Two Israeli Cabinet ministers said the government should consider holding truce talks with Hamas.
Ami Ayalon and Shaul Mofaz were responding to an overture from Ismail Haniyeh, the head of the Hamas administration in the Gaza Strip, who told Israel’s Channel 2 television Tuesday that he would be willing to hold negotiations with the Olmert government on a cease-fire.
Haniyeh’s offer came after a series of Israeli airstrikes killed more than a dozen Palestinian terrorists involved in cross-border rocket fire.
Prime Minister Ehud Olmert, with Western backing, has ruled out any contacts with Hamas until the Islamist group formally abandons its quest to destroy the Jewish state. Israel has also spearheaded the international isolation of Gaza in hope of starving Hamas of cash and popular Palestinian support.

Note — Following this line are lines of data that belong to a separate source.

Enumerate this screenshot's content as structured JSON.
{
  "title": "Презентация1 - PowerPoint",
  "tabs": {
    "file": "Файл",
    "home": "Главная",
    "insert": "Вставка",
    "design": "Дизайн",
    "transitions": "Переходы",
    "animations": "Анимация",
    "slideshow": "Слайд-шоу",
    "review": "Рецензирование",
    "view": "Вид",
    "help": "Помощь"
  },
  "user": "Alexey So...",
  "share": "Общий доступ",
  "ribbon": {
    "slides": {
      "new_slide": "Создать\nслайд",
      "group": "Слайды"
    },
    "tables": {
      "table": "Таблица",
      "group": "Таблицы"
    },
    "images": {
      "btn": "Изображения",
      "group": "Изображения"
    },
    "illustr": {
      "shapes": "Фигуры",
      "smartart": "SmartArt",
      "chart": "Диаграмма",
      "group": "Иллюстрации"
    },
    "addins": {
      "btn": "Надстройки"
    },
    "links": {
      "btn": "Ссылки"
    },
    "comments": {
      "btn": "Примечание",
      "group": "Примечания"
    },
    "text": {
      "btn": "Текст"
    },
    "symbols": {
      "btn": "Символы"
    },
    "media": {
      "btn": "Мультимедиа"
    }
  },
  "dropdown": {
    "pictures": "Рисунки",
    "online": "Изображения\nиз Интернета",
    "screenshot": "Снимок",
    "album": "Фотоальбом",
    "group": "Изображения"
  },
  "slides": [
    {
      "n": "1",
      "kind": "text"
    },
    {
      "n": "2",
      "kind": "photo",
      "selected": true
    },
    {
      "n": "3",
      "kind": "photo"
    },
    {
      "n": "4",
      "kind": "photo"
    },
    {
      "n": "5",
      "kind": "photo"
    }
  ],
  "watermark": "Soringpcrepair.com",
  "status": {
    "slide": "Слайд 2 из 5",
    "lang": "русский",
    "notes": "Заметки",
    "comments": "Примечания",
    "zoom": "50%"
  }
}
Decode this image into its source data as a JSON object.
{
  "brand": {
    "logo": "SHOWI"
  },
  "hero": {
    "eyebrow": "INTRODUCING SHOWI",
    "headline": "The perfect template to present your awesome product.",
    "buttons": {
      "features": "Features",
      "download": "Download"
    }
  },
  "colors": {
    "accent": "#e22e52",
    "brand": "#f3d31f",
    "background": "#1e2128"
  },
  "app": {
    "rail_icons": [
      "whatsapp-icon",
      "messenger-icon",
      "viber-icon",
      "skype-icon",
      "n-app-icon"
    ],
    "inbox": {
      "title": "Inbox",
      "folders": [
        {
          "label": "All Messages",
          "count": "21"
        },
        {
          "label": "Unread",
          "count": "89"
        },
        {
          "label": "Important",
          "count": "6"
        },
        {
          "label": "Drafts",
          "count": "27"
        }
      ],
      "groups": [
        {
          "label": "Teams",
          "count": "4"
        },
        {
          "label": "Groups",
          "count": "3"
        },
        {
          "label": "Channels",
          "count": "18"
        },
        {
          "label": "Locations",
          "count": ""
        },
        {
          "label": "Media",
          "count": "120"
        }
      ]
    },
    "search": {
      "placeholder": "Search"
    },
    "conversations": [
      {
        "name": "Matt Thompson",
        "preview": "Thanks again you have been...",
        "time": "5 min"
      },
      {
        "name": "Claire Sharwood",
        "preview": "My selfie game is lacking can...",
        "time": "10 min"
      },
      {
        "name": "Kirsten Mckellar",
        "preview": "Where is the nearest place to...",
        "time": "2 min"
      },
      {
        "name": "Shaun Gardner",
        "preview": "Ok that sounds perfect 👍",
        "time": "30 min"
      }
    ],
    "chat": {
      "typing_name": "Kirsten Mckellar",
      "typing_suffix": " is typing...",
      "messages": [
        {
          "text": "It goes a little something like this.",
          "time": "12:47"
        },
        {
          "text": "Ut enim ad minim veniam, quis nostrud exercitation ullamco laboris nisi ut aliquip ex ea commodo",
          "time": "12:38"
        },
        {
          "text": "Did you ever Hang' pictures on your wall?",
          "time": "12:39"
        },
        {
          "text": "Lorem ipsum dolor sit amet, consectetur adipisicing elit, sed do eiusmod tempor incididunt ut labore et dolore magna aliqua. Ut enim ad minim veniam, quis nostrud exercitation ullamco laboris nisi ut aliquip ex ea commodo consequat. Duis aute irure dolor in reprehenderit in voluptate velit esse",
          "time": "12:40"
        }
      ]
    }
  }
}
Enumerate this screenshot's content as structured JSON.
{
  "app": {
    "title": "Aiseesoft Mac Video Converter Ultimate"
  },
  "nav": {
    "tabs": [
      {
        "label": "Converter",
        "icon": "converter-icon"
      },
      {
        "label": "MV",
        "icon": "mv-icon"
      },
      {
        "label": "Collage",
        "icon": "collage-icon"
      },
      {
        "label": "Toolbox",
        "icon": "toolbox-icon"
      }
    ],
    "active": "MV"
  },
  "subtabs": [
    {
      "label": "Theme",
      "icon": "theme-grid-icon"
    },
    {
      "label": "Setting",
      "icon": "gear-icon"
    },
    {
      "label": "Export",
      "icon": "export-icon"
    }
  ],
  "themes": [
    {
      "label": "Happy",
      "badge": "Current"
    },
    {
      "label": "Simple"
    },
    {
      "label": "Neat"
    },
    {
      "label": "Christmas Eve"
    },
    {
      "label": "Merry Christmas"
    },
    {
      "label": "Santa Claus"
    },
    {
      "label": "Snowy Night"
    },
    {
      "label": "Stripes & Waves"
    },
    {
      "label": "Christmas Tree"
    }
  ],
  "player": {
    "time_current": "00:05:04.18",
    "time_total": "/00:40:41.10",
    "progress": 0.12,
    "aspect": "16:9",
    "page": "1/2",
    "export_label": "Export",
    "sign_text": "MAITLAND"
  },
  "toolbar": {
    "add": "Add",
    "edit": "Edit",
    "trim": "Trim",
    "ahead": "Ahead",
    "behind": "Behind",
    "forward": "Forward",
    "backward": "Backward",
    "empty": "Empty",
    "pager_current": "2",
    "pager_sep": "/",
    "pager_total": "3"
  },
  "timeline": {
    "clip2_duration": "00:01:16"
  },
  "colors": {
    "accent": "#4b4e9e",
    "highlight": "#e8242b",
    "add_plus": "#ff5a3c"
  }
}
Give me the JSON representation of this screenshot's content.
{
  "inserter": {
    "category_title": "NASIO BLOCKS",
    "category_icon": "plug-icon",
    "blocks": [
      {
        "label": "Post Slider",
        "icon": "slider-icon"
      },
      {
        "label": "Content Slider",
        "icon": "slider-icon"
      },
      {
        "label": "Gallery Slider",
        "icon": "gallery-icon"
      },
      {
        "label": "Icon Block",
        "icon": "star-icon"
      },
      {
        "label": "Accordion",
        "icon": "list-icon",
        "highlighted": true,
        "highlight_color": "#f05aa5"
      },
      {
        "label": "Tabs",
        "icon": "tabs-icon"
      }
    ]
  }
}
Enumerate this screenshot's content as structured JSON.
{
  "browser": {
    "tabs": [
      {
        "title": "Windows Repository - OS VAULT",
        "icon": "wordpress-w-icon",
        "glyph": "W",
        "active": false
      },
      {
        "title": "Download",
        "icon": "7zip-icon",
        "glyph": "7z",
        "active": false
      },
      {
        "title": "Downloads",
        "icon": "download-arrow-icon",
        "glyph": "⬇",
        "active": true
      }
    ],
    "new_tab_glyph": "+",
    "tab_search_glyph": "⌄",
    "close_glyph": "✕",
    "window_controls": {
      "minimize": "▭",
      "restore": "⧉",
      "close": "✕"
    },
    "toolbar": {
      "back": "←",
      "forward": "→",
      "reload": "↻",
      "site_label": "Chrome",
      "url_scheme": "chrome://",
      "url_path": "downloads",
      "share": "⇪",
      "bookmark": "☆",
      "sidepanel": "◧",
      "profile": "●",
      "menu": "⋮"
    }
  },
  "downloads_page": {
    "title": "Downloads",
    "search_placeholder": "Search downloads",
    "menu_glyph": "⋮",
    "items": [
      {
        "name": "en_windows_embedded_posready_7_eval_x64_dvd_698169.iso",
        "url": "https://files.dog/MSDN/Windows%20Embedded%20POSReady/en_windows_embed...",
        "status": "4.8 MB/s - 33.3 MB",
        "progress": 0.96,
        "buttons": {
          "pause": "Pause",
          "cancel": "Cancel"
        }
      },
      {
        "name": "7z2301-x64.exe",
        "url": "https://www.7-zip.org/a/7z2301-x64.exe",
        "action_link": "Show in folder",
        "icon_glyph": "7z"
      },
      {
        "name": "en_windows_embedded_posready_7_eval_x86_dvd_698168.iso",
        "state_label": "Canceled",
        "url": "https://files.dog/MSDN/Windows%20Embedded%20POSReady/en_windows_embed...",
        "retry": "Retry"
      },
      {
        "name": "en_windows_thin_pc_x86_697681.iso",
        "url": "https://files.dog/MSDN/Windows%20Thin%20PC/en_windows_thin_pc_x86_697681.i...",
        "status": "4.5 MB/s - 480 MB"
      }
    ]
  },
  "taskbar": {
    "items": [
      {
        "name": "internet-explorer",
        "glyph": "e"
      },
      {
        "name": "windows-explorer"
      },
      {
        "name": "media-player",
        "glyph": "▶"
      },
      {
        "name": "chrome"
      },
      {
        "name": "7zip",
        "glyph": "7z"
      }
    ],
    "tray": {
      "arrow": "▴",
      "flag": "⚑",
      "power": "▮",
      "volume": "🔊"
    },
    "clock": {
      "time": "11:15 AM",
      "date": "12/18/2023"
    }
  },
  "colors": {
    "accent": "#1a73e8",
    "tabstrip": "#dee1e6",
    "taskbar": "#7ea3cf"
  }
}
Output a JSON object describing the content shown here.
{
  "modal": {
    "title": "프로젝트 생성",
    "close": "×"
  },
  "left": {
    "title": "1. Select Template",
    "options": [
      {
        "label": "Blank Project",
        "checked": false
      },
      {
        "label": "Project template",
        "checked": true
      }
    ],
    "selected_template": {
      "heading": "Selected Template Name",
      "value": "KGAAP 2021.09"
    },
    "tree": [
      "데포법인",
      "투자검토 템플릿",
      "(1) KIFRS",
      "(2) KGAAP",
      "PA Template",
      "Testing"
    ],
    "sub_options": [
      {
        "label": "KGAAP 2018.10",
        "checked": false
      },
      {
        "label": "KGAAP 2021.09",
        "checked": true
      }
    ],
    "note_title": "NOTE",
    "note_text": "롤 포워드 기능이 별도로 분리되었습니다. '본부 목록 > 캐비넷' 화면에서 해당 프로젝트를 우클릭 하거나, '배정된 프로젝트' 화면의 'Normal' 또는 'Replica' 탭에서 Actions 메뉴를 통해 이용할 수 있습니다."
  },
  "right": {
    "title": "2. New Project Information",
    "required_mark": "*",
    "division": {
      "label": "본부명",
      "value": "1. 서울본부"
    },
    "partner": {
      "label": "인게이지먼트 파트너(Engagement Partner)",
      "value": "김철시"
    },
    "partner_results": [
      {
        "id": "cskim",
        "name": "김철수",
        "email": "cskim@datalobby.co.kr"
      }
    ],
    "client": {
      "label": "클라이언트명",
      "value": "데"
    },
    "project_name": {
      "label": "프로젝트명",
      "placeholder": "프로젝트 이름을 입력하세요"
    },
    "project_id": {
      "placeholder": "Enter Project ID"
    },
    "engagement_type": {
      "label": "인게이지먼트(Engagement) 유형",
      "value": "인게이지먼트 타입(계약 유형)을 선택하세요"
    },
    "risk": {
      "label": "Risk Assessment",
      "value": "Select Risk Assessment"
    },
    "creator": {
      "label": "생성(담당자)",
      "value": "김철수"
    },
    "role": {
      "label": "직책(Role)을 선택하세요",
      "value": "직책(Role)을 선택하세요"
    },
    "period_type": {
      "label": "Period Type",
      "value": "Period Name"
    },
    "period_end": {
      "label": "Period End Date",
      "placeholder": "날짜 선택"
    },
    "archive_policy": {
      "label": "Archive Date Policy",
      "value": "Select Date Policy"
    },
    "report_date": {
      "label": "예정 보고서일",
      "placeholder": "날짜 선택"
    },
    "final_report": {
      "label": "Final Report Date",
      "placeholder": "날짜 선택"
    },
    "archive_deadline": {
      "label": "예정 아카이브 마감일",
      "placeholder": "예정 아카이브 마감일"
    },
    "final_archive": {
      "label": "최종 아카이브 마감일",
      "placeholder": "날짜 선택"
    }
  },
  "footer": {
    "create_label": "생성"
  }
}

But Ayalon, a minister without portfolio and former Shin Bet security chief, told Army Radio, “I would intend to talk to anyone if the objective is stopping the Kassam rocket fire.”
Negotiating, Ayalon said, “is not a crude word, as long as it does not allow them only to get stronger. What will make a difference in the matter of whether Hamas is allowed to resuscitate itself or whether it collapses is what we do.”
Mofaz, the transportation minister and a former defense minister, said he would favor truce talks with Hamas as long as they were conducted through an intermediary and Israel’s attacks on Palestinian terrorists continued in parallel.